If you find yourself in a foreign country for the holidays, look for hubs of holiday spirit. This might be expat groups, hostels, or fellow travelers if you are celebrating a holiday unbeknownst to the locals. Or, for some of the more global holidays, you can seek out events in the local community and discover how the people in your host country choose to celebrate. For example, foreign Christmas markets are one of my absolute favorite holiday traditions now! Trust me, if you take the time to look, you can find holiday spirit anywhere.
Or make your own holiday spirit
Sometimes, there just doesn't seem to be any holiday spirit available. So what do you do? Make your own holiday spirit, of course! When 30 NYU students spent Halloween in Ghana, where no one celebrates Halloween, do you think we let it get us down? Absolutely not! We threw our own Halloween party. Being poor students in a country without "Spirit" shops, we set the rule that everyone had to come up with a costume from the items in their suitcase. And you know what? We had an epic night. I still think back to that evening as one of the best Halloween parties of my life. Second only, perhaps, to the murder mystery party we threw in Edinburgh when we felt a noticeable lack of Halloween spirit in our surroundings. If there's not enough holiday spirit for your liking, then it's time to conjure up some holiday cheer of your own.

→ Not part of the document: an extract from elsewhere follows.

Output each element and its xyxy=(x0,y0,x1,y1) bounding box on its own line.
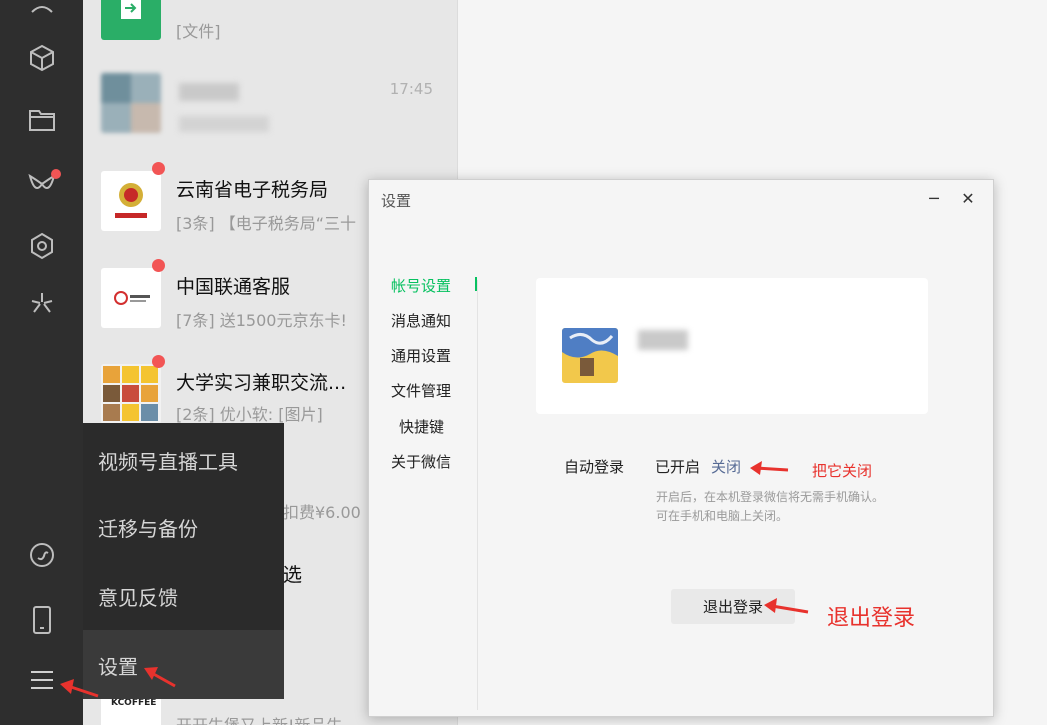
annotation-close-it: 把它关闭 xyxy=(812,462,873,480)
annotation-logout: 退出登录 xyxy=(827,606,916,631)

Share your traditions with those around you
In the thread of creating your own holiday spirit, one of my favorite coping tools for homesick travelers who are having a rough time adjusting to holidays alone is to share our holiday traditions with the people around you. A big part of what makes the holidays so special for many of us are the traditions we attach to them. Sure, they'll look a little different when you try to recreate them around the world, but sharing your holiday traditions with your friends on the road can help you feel a little bit closer to home this holiday season.

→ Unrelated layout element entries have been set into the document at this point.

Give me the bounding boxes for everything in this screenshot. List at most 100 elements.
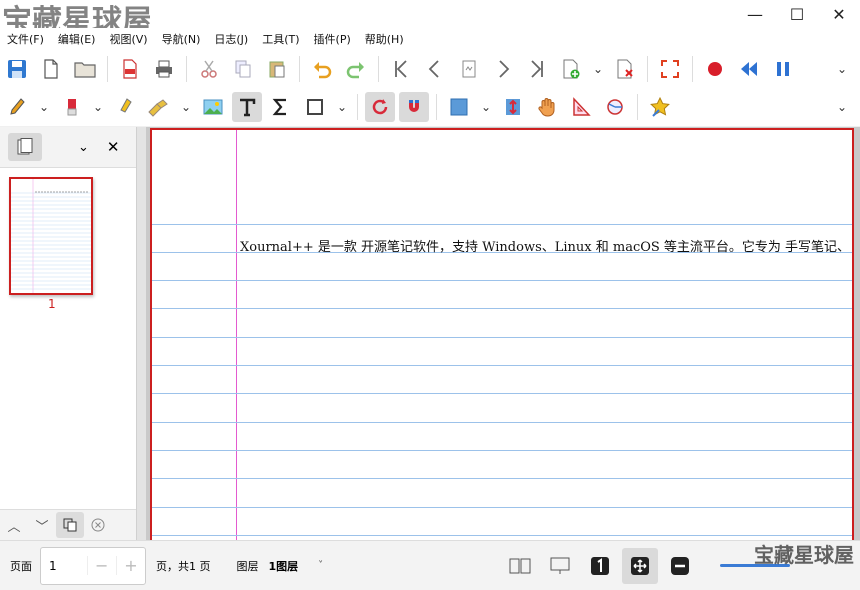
document-canvas[interactable]: Xournal++ 是一款 开源笔记软件，支持 Windows、Linux 和 … — [146, 127, 860, 540]
undo-icon[interactable] — [307, 54, 337, 84]
rule-line — [152, 422, 852, 423]
shapes-dropdown-icon[interactable]: ⌄ — [176, 92, 196, 122]
menu-file[interactable]: 文件(F) — [0, 31, 51, 47]
move-page-up-icon[interactable]: ︿ — [0, 512, 28, 538]
move-page-down-icon[interactable]: ﹀ — [28, 512, 56, 538]
rule-line — [152, 507, 852, 508]
toolbar-overflow-icon[interactable]: ⌄ — [832, 54, 852, 84]
highlighter-icon[interactable] — [110, 92, 140, 122]
toolbar-separator — [299, 56, 300, 82]
latex-sigma-icon[interactable] — [266, 92, 296, 122]
tools-toolbar: ⌄ ⌄ ⌄ ⌄ ⌄ ⌄ — [0, 88, 860, 126]
menu-edit[interactable]: 编辑(E) — [51, 31, 103, 47]
grid-snap-magnet-icon[interactable] — [399, 92, 429, 122]
sidebar-splitter[interactable] — [137, 127, 146, 540]
layer-dropdown-icon[interactable]: ˅ — [318, 560, 323, 571]
text-tool-icon[interactable] — [232, 92, 262, 122]
save-icon[interactable] — [2, 54, 32, 84]
zoom-100-icon[interactable] — [582, 548, 618, 584]
goto-page-icon[interactable] — [454, 54, 484, 84]
menu-journal[interactable]: 日志(J) — [207, 31, 255, 47]
copy-page-icon[interactable] — [56, 512, 84, 538]
eraser-icon[interactable] — [56, 92, 86, 122]
rule-line — [152, 535, 852, 536]
toolbar-separator — [378, 56, 379, 82]
sidebar-dropdown-icon[interactable]: ⌄ — [78, 140, 89, 155]
pen-icon[interactable] — [2, 92, 32, 122]
menu-plugins[interactable]: 插件(P) — [307, 31, 358, 47]
cut-icon[interactable] — [194, 54, 224, 84]
fill-color-icon[interactable] — [444, 92, 474, 122]
dual-page-icon[interactable] — [502, 548, 538, 584]
toolbar2-overflow-icon[interactable]: ⌄ — [832, 92, 852, 122]
previous-page-icon[interactable] — [420, 54, 450, 84]
close-button[interactable]: ✕ — [818, 0, 860, 28]
first-page-icon[interactable] — [386, 54, 416, 84]
add-page-dropdown-icon[interactable]: ⌄ — [588, 54, 608, 84]
open-folder-icon[interactable] — [70, 54, 100, 84]
page-thumbnail[interactable] — [9, 177, 93, 295]
add-page-icon[interactable] — [556, 54, 586, 84]
toolbar-separator — [637, 94, 638, 120]
page-decrement-icon[interactable]: − — [86, 556, 116, 575]
watermark-bottom: 宝藏星球屋 — [754, 543, 854, 567]
compass-icon[interactable] — [600, 92, 630, 122]
last-page-icon[interactable] — [522, 54, 552, 84]
ruler-icon[interactable] — [144, 92, 174, 122]
zoom-out-icon[interactable] — [662, 548, 698, 584]
presentation-mode-icon[interactable] — [542, 548, 578, 584]
record-icon[interactable] — [700, 54, 730, 84]
zoom-fit-icon[interactable] — [622, 547, 658, 584]
pause-icon[interactable] — [768, 54, 798, 84]
print-icon[interactable] — [149, 54, 179, 84]
rule-line — [152, 365, 852, 366]
minimize-button[interactable]: — — [734, 0, 776, 28]
pen-dropdown-icon[interactable]: ⌄ — [34, 92, 54, 122]
menu-view[interactable]: 视图(V) — [102, 31, 154, 47]
sidebar-footer: ︿ ﹀ — [0, 509, 136, 540]
page-increment-icon[interactable]: + — [115, 556, 145, 575]
rule-line — [152, 308, 852, 309]
page-previews-button[interactable] — [8, 133, 42, 161]
select-dropdown-icon[interactable]: ⌄ — [332, 92, 352, 122]
page-total: 页，共1 页 — [156, 559, 211, 573]
menu-navigation[interactable]: 导航(N) — [155, 31, 208, 47]
toolbar-separator — [436, 94, 437, 120]
thumbnail-page-number: 1 — [48, 297, 56, 311]
rule-line — [152, 280, 852, 281]
hand-icon[interactable] — [532, 92, 562, 122]
new-document-icon[interactable] — [36, 54, 66, 84]
delete-page-icon[interactable] — [610, 54, 640, 84]
paste-icon[interactable] — [262, 54, 292, 84]
copy-icon[interactable] — [228, 54, 258, 84]
export-pdf-icon[interactable] — [115, 54, 145, 84]
page-spinbox[interactable]: 1 − + — [40, 546, 146, 585]
note-text[interactable]: Xournal++ 是一款 开源笔记软件，支持 Windows、Linux 和 … — [240, 236, 850, 255]
toolbar-separator — [186, 56, 187, 82]
toolbar-separator — [692, 56, 693, 82]
fullscreen-icon[interactable] — [655, 54, 685, 84]
sidebar-close-icon[interactable]: ✕ — [107, 138, 120, 156]
menu-help[interactable]: 帮助(H) — [358, 31, 411, 47]
page-number-input[interactable]: 1 — [41, 559, 87, 573]
rotation-snap-icon[interactable] — [365, 92, 395, 122]
status-bar: 页面 1 − + 页，共1 页 图层 1图层 ˅ 宝藏星球屋 — [0, 540, 860, 590]
rule-line — [152, 478, 852, 479]
page-label: 页面 — [10, 559, 32, 573]
vertical-space-icon[interactable] — [498, 92, 528, 122]
color-dropdown-icon[interactable]: ⌄ — [476, 92, 496, 122]
ruled-page[interactable]: Xournal++ 是一款 开源笔记软件，支持 Windows、Linux 和 … — [150, 128, 854, 540]
menu-tools[interactable]: 工具(T) — [255, 31, 306, 47]
next-page-icon[interactable] — [488, 54, 518, 84]
sidebar-header: ⌄ ✕ — [0, 127, 136, 168]
redo-icon[interactable] — [341, 54, 371, 84]
default-tool-star-icon[interactable] — [645, 92, 675, 122]
eraser-dropdown-icon[interactable]: ⌄ — [88, 92, 108, 122]
select-rect-icon[interactable] — [300, 92, 330, 122]
maximize-button[interactable]: ☐ — [776, 0, 818, 28]
set-square-icon[interactable] — [566, 92, 596, 122]
image-icon[interactable] — [198, 92, 228, 122]
rewind-icon[interactable] — [734, 54, 764, 84]
delete-page-circle-icon[interactable] — [84, 512, 112, 538]
layer-value[interactable]: 1图层 — [269, 558, 299, 574]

When I was teaching in Ethiopia, I learned that Christmas there is a much more religious affair. Plus, they work on a different calendar, so they don't celebrate until January. I could have dwelt in my loneliness, but I chose instead to introduce the kids to what Christmas looks like in my hometown. We decorated a Christmas tree, sand carols, and drew pictures of gingerbread men. The children loved the day of festivities, and I felt a little cheerier having spent some time celebrating Christmas my way.
Sometimes, distraction is the best cure for the blues
While I do believe there are plenty of ways to enjoy the holidays wherever you are, sometimes the sadness is just going to be too much. Everything holiday-related will make you miss your family, friends, and traditions. It's inevitable and when it happens, it's time to turn to what I consider the last resort: distraction.

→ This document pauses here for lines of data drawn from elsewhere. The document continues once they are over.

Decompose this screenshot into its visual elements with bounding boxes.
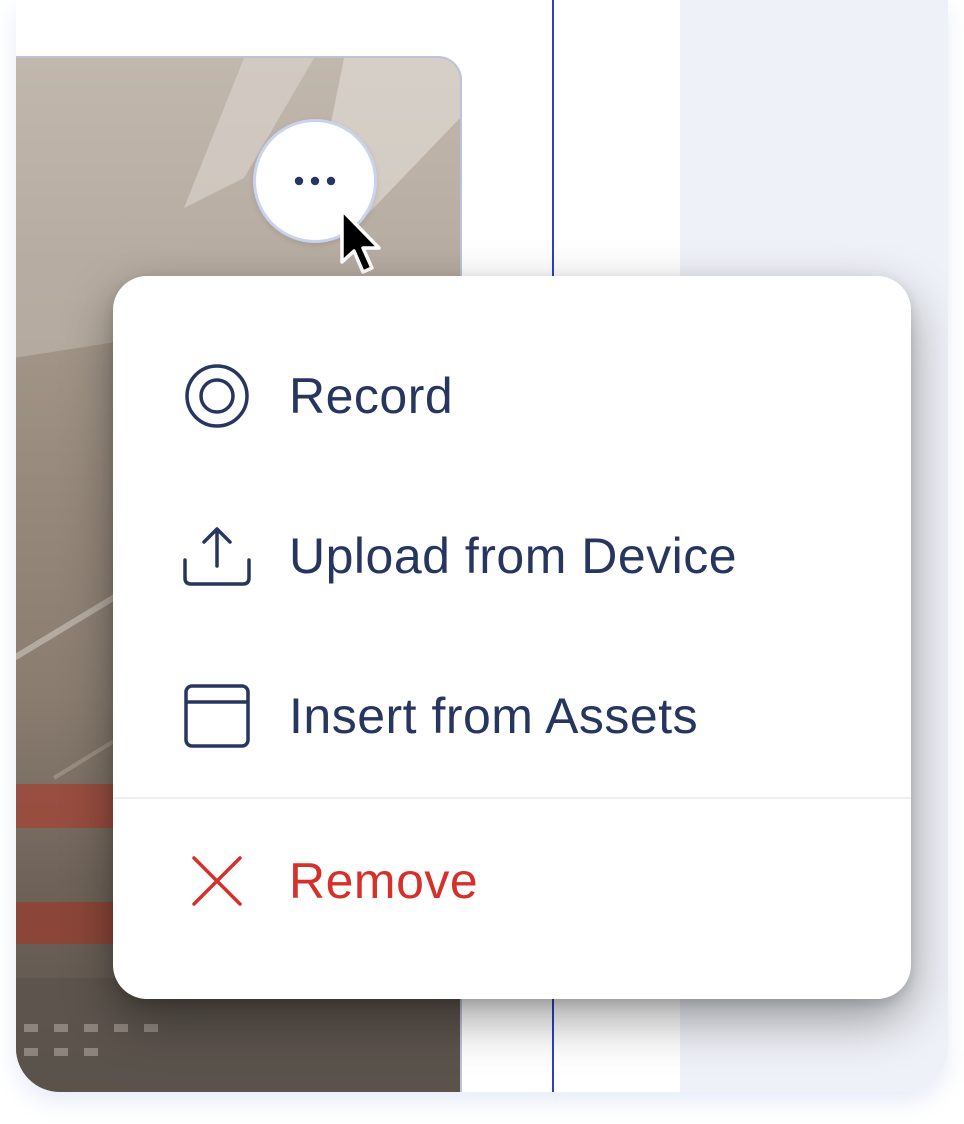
more-horizontal-icon	[294, 176, 336, 186]
menu-item-label: Record	[289, 368, 454, 424]
editor-canvas: Record Upload from Device Insert from As…	[16, 0, 948, 1092]
upload-icon	[183, 522, 251, 590]
menu-item-remove[interactable]: Remove	[113, 821, 911, 941]
menu-item-record[interactable]: Record	[113, 336, 911, 456]
menu-item-insert-from-assets[interactable]: Insert from Assets	[113, 656, 911, 776]
media-options-menu: Record Upload from Device Insert from As…	[113, 276, 911, 999]
menu-item-label: Upload from Device	[289, 528, 738, 584]
record-icon	[183, 362, 251, 430]
menu-item-label: Remove	[289, 853, 479, 909]
assets-window-icon	[183, 682, 251, 750]
menu-item-label: Insert from Assets	[289, 688, 699, 744]
close-x-icon	[183, 847, 251, 915]
menu-item-upload-from-device[interactable]: Upload from Device	[113, 496, 911, 616]
mouse-cursor-icon	[340, 208, 381, 274]
menu-divider	[113, 797, 911, 799]
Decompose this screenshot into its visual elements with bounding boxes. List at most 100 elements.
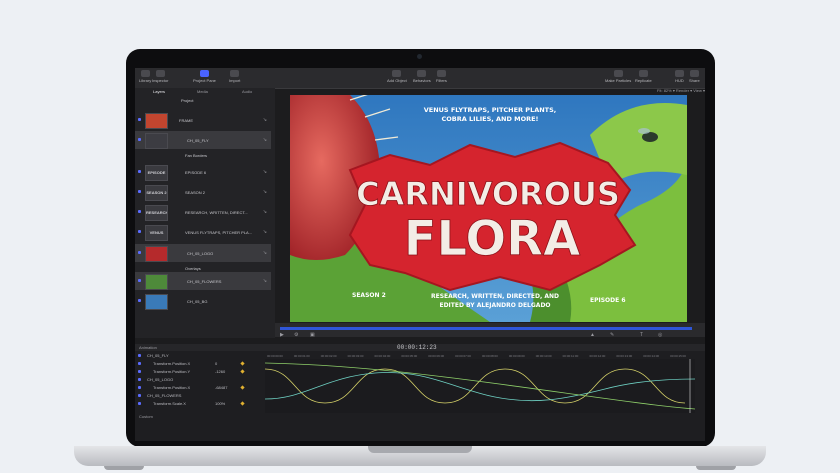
checkbox-icon[interactable]: ↘ (263, 137, 267, 143)
layer-thumbnail (145, 246, 168, 262)
make-particles-button[interactable]: Make Particles (605, 70, 631, 83)
mask-tool-icon[interactable]: ◎ (658, 332, 662, 338)
share-icon (689, 70, 699, 77)
layer-row[interactable]: Fan Borders (135, 151, 271, 160)
checkbox-icon[interactable]: ↘ (263, 229, 267, 235)
laptop-notch (368, 446, 472, 453)
checkbox-icon[interactable]: ↘ (263, 117, 267, 123)
layer-thumbnail: EPISODE 6 (145, 165, 168, 181)
poster-episode: EPISODE 6 (590, 297, 626, 304)
ruler-tick-label: 00:00:03:00 (347, 354, 364, 358)
ruler-tick-label: 00:00:15:00 (670, 354, 686, 358)
viewer-options[interactable]: Fit: 82% ▾ Render ▾ View ▾ (485, 88, 705, 95)
checkbox-icon[interactable]: ↘ (263, 250, 267, 256)
camera (417, 54, 422, 59)
library-icon (140, 70, 150, 77)
import-button[interactable]: Import (229, 70, 240, 83)
replicate-button[interactable]: Replicate (635, 70, 652, 83)
select-tool-icon[interactable]: ▲ (590, 332, 595, 338)
hud-icon (675, 70, 684, 77)
layer-row[interactable]: CH_05_LOGO ↘ (135, 244, 271, 262)
ruler-tick-label: 00:00:11:00 (562, 354, 579, 358)
layout-icon[interactable]: ▣ (310, 332, 315, 338)
ruler-tick-label: 00:00:10:00 (535, 354, 552, 358)
layer-row[interactable]: FRAME ↘ (135, 111, 271, 129)
viewer-tools: ▶ ⚙ ▣ ▲ ✎ T ◎ (280, 332, 700, 338)
layer-row[interactable]: VENUS FLY VENUS FLYTRAPS, PITCHER PLA...… (135, 223, 271, 241)
layer-row[interactable]: Project (135, 96, 271, 105)
ruler-tick-label: 00:00:00:00 (267, 354, 283, 358)
poster-tagline: COBRA LILIES, AND MORE! (441, 115, 538, 123)
checkbox-icon[interactable]: ↘ (263, 189, 267, 195)
laptop-foot (104, 466, 144, 470)
timeline-progress[interactable] (280, 327, 692, 330)
layer-row[interactable]: CH_05_BG (135, 292, 271, 310)
project-pane-icon (199, 70, 209, 77)
ruler-tick-label: 00:00:07:00 (455, 354, 471, 358)
particles-icon (613, 70, 623, 77)
text-tool-icon[interactable]: T (640, 332, 643, 338)
layer-row[interactable]: CH_05_FLY ↘ (135, 131, 271, 149)
inspector-button[interactable]: Inspector (152, 70, 168, 83)
layer-thumbnail (145, 274, 168, 290)
ruler-tick-label: 00:00:14:00 (643, 354, 660, 358)
poster-credits: EDITED BY ALEJANDRO DELGADO (439, 302, 550, 309)
project-pane-button[interactable]: Project Pane (193, 70, 216, 83)
filters-button[interactable]: Filters (436, 70, 447, 83)
checkbox-icon[interactable]: ↘ (263, 278, 267, 284)
inspector-icon (155, 70, 165, 77)
animation-curves (264, 359, 696, 413)
panel-tabs: Layers Media Audio (135, 88, 275, 95)
keyframe-graph[interactable] (264, 359, 696, 413)
toolbar: Library Inspector Project Pane Import Ad… (135, 68, 705, 89)
hud-button[interactable]: HUD (675, 70, 684, 83)
ruler-tick-label: 00:00:13:00 (616, 354, 633, 358)
ruler-tick-label: 00:00:08:00 (482, 354, 498, 358)
ruler-tick-label: 00:00:12:00 (589, 354, 606, 358)
share-button[interactable]: Share (689, 70, 700, 83)
layer-row[interactable]: EPISODE 6 EPISODE 6 ↘ (135, 163, 271, 181)
app-window: Library Inspector Project Pane Import Ad… (135, 68, 705, 441)
replicate-icon (638, 70, 648, 77)
ruler-tick-label: 00:00:09:00 (508, 354, 525, 358)
add-object-icon (392, 70, 402, 77)
layer-thumbnail (145, 133, 168, 149)
checkbox-icon[interactable]: ↘ (263, 169, 267, 175)
layer-row[interactable]: RESEARCH RESEARCH, WRITTEN, DIRECT... ↘ (135, 203, 271, 221)
ruler-tick-label: 00:00:06:00 (428, 354, 445, 358)
poster-title-line2: FLORA (404, 211, 581, 267)
poster-credits: RESEARCH, WRITTEN, DIRECTED, AND (431, 293, 559, 300)
laptop-foot (696, 466, 736, 470)
library-button[interactable]: Library (139, 70, 151, 83)
poster-title-line1: CARNIVOROUS (356, 175, 620, 213)
poster-season: SEASON 2 (352, 292, 386, 299)
parameter-row[interactable]: CH_05_FLOWERS (135, 392, 265, 399)
parameter-row[interactable]: Transform.Position.X 0 (135, 360, 265, 367)
tab-audio[interactable]: Audio (242, 89, 252, 94)
checkbox-icon[interactable]: ↘ (263, 209, 267, 215)
pen-tool-icon[interactable]: ✎ (610, 332, 614, 338)
timecode-display[interactable]: 00:00:12:23 (397, 344, 437, 351)
parameter-row[interactable]: CH_05_LOGO (135, 376, 265, 383)
tab-media[interactable]: Media (197, 89, 208, 94)
parameter-row[interactable]: Transform.Scale.X 100% (135, 400, 265, 407)
behaviors-button[interactable]: Behaviors (413, 70, 431, 83)
keyframe-footer: Custom (139, 414, 153, 419)
ruler-tick-label: 00:00:05:00 (401, 354, 418, 358)
layer-row[interactable]: SEASON 2 SEASON 2 ↘ (135, 183, 271, 201)
layer-row[interactable]: CH_05_FLOWERS ↘ (135, 272, 271, 290)
add-object-button[interactable]: Add Object (387, 70, 407, 83)
parameter-row[interactable]: Transform.Position.Y -1260 (135, 368, 265, 375)
tab-layers[interactable]: Layers (153, 89, 165, 94)
play-icon[interactable]: ▶ (280, 332, 284, 338)
gear-icon[interactable]: ⚙ (294, 332, 298, 338)
keyframe-parameter-list: CH_05_FLY Transform.Position.X 0 Transfor… (135, 352, 265, 437)
time-ruler[interactable]: 00:00:00:00 00:00:01:00 00:00:02:00 00:00:0… (265, 352, 695, 359)
ruler-tick-label: 00:00:01:00 (293, 354, 310, 358)
parameter-row[interactable]: CH_05_FLY (135, 352, 265, 359)
behaviors-icon (417, 70, 427, 77)
parameter-row[interactable]: Transform.Position.X -68487 (135, 384, 265, 391)
ruler-tick-label: 00:00:02:00 (320, 354, 337, 358)
canvas-viewer[interactable]: CARNIVOROUS FLORA VENUS FLYTRAPS, PITCHE… (290, 95, 687, 322)
filters-icon (436, 70, 446, 77)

The more holidays I've spent abroad, the less I have turned to distraction to get through the homesick feelings. But there is a time and a place when the only effective coping tools for the homesick traveler are to distract yourself from what it is that is making you feel homesick and just have fun.
My first Christmas abroad (the one in Ethiopia) was by far the hardest solo holiday I have ever celebrated. It was on a weekend, so I had no work to distract me. There were no other volunteers at the school or travelers to celebrate (they were all at home). I remember crying for hours in my hotel room, longing for the smell of pine and taste of candy canes. Something had to be done.
I found ways to keep myself busy.
I spent Christmas Eve pampering myself a the spa where I lounged in the sauna and got my first ever massage. Then I spent Christmas day on a full-day horseback riding adventure in the Eucalyptus fields outside of Addis Ababa. It was an incredibly fun two days and there were multiple times where I forgot I was homesick at all! When it comes down to it, if you can't find the holiday spirit or don't have the energy to make it yourself, distraction can be your best friend.
Remember, you are never alone
The main reason we travelers get so homesick during the holidays is the feeling of loneliness. We see pictures on social media of all our family and friends enjoying the traditions we miss most while we sit alone in foreign internet cafes surrounded by unfamiliar faces. How could we not get homesick?
I remember waking up on my 19th birthday in India feeling incredibly alone. I had no dad to make me ebelskiver and serve it on the special red plate. I had no mom to make the white cake with caramel frosting I looked forward to every year. My friends would write on my Facebook wall, but no one would come to my party and help me celebrate with laughter and good cheer. I was alone.
That evening, everyone I had met in India showed up carting cakes, beers, birthday gifts, and good wishes. We spent the evening laughing, drinking, eating, and having a good time. The loneliness disappeared as I realized I may not have my traditional birthday, but I still had love, and when it comes to the holidays, that's really all that matters.
Five years later I was celebrating in Edinburgh. I was so nervous leading up to my birthday; I had lived in the country less than 6 months. I didn't expect anyone to show up to my birthday party and was hesitant to throw one. But my roommates encouraged me to live out my Harry Potter Party fantasy and next thing I know, not only was the apartment filled with people showering me with love, but I had one of the best birthdays of my life!
So, to every homesick traveler spending this holiday season alone, I have one thing left to say: remember, you are never alone. Look around, be open to new experiences, and you'll find a world of people eager to help you celebrate a holiday full of love.